Review of eHarmony.com
eHarmony has been all over the television for a while now, we’ve all heard of it. I saw the ads on tv and decided maybe this cat really knows where its at. 29 proven dimensions of compatibility. This must be a good thing.
It’s the most comprehensive approach to the matching game I’ve seen. Initial contacts come from a pool of matches they provide you - you pick from a list of initial questions to ask to which they respond with answers and five questions of their own. Then 10 ‘Must-haves’ and 10 ‘Cant stands’ and so forth and so on until contact through their internal email is reached. The problem with this of course is the matching engine is so consistent you end up having the same questions and preferences exchanged with virtually every match. It becomes more of a process rather than an adventure. Which brings us to the downside.
It’s the most expensive of the sites I looked at. The interface is completely inane, and was obviously never tested with large amounts of information or limited bandwidth. Once you get some data in there to manipulate, it becomes cumbersome in every sense of the word.
You can never see more than 5 new matches at any one time. If you have 10 new matches, you only see the first five. Click on one and it moves into the ‘current’ list, and its place is taken by your number 6 match which you didn’t even know existed. So you must deal with your matches in the order they come to you. Once in your ‘current’ list, you can still only see five at a time and must scroll through page after page. And if you decided to delete the ones off the bottom for whatever reason, get ready for navigation hell. The list resets to the top with every operation so you will spend some time just clicking on the ‘next page’ button. If you’re on dialup, forget about it.
Now let’s suppose you or someone you’ve been in contact with decides to let their subscription lapse. There are no notifications sent out and if someone tries to contact you from their list, all they get is a black hole for a response. No ‘this member canceled their membership’ or anything, you are just left to assume you are being ignored. In other words, if you get 5 matches and all 5 cancel tomorrow, you’ll never know. You’ll just never get a response from your contact. I might add that of the list of reasons for closing contact with someone, none of the exhaustive list of items is “I am canceling my subscription”. You must always say they aren’t good enough for you in some way or another or you are just disinterested in the entire scenario.
The test you take upon signup looks a lot like an MMPI-type test. For the uninitiated, MMPI is the Minnesota Multiphasic Personality Inventory, pretty much the standard of inventories from a couple of decades back. It’s an annoying test to take - there are probably 25 unique questions but they’re phrased 5 different ways over the course of the test to weed out false responses.

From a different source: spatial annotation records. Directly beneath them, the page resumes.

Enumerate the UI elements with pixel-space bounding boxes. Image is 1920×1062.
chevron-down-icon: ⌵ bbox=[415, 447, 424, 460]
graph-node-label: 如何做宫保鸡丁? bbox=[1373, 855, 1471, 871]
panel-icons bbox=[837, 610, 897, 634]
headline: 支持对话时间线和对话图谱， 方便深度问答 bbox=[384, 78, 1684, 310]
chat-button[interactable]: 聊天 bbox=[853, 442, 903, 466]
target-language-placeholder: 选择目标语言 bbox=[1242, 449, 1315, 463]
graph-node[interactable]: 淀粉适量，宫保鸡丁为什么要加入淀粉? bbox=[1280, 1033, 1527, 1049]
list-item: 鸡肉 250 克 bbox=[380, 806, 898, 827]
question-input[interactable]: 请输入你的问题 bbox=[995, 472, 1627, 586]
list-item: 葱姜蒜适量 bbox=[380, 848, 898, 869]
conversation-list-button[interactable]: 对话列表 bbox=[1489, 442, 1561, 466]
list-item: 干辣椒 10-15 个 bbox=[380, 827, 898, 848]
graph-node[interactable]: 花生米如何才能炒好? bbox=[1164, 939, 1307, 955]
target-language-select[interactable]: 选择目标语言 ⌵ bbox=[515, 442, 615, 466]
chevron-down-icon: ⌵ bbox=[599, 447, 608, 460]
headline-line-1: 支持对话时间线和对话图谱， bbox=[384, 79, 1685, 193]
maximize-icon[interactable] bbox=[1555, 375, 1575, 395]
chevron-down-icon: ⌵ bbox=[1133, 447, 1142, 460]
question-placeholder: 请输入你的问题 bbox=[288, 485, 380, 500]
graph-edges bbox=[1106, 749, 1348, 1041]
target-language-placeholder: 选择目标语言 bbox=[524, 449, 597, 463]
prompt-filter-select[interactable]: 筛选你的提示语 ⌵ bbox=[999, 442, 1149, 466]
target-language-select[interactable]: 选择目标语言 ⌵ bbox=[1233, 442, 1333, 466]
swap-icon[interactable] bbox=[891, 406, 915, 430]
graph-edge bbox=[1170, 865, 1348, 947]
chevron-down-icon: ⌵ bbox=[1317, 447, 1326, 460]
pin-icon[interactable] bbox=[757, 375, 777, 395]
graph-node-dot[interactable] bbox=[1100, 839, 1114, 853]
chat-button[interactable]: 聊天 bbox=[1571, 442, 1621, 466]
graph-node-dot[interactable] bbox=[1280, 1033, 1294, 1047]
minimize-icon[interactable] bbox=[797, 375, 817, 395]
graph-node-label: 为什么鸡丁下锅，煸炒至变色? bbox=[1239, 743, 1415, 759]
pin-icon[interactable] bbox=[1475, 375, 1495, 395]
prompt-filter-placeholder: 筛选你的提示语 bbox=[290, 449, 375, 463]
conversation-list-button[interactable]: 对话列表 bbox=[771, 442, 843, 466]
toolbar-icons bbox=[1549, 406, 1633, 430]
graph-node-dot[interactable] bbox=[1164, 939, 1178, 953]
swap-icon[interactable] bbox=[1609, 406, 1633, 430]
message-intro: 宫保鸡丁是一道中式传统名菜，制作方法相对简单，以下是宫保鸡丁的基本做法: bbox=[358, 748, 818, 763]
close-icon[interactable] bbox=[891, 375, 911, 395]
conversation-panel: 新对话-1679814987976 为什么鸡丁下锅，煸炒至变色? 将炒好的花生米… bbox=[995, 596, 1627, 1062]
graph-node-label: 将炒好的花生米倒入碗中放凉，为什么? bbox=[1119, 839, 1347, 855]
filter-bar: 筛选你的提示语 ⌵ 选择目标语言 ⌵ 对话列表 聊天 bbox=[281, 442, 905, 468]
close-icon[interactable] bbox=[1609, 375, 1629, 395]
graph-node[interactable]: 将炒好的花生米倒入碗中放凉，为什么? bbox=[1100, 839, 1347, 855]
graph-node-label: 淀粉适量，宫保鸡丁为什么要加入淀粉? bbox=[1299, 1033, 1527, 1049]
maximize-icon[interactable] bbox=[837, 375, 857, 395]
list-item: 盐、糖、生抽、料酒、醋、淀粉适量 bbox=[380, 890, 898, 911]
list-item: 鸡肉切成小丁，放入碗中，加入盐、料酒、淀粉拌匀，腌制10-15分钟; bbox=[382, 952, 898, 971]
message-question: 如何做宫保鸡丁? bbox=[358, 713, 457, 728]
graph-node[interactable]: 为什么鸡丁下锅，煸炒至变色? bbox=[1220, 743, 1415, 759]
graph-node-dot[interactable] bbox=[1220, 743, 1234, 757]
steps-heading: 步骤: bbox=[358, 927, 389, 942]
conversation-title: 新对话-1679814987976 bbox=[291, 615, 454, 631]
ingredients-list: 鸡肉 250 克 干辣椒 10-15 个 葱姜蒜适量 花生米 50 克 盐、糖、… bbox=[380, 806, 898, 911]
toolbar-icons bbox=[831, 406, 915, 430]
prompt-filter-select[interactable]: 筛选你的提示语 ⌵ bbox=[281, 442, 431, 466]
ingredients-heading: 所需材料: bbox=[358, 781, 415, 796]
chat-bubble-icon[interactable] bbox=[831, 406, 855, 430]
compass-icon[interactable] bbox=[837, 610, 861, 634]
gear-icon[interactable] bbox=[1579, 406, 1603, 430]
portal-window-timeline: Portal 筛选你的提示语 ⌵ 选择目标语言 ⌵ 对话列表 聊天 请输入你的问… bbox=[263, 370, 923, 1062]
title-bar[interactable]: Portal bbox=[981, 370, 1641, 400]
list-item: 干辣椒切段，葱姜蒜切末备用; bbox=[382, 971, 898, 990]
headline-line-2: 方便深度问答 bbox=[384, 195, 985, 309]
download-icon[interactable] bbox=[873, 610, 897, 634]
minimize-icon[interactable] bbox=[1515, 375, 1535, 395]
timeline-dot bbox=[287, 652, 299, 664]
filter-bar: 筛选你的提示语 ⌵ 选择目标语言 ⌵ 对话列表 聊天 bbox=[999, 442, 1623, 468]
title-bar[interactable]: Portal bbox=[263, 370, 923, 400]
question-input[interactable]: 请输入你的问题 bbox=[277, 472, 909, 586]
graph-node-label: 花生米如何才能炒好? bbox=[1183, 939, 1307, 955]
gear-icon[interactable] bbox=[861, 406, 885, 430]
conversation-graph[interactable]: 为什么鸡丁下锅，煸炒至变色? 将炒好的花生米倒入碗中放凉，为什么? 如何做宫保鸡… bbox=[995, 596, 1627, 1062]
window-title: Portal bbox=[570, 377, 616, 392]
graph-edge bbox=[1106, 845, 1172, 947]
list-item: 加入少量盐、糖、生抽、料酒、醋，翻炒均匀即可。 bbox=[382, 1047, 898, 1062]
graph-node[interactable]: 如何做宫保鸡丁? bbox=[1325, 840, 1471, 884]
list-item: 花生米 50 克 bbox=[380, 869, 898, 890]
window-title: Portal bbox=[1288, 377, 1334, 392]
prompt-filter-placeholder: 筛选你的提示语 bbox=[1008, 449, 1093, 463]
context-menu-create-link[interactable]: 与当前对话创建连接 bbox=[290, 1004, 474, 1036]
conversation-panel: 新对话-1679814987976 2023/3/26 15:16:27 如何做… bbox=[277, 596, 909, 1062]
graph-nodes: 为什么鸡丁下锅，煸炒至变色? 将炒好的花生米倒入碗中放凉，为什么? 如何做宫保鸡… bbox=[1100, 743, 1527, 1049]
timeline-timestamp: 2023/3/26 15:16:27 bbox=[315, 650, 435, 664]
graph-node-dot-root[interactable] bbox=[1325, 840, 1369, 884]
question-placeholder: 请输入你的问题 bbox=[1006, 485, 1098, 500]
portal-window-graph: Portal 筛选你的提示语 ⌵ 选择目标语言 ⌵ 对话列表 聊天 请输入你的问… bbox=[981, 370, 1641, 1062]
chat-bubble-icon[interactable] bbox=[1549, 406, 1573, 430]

All fine and good, at least it’s not a free-form essay written by the user; but, it does take an hour to complete. An annoying after effect of this is that EVERY match will be the same type of person. Out of 50-something matches I received over a month’s period, all but one were divorced with children at home. Apparently my personality meshes well with divorcee mom’s. This is an assumption since not one of the matches I received had their actual test results public.
Bottom line, you can get too technical with this stuff and I think eHarmony.com did just that. Sometimes, you just can’t screen human response.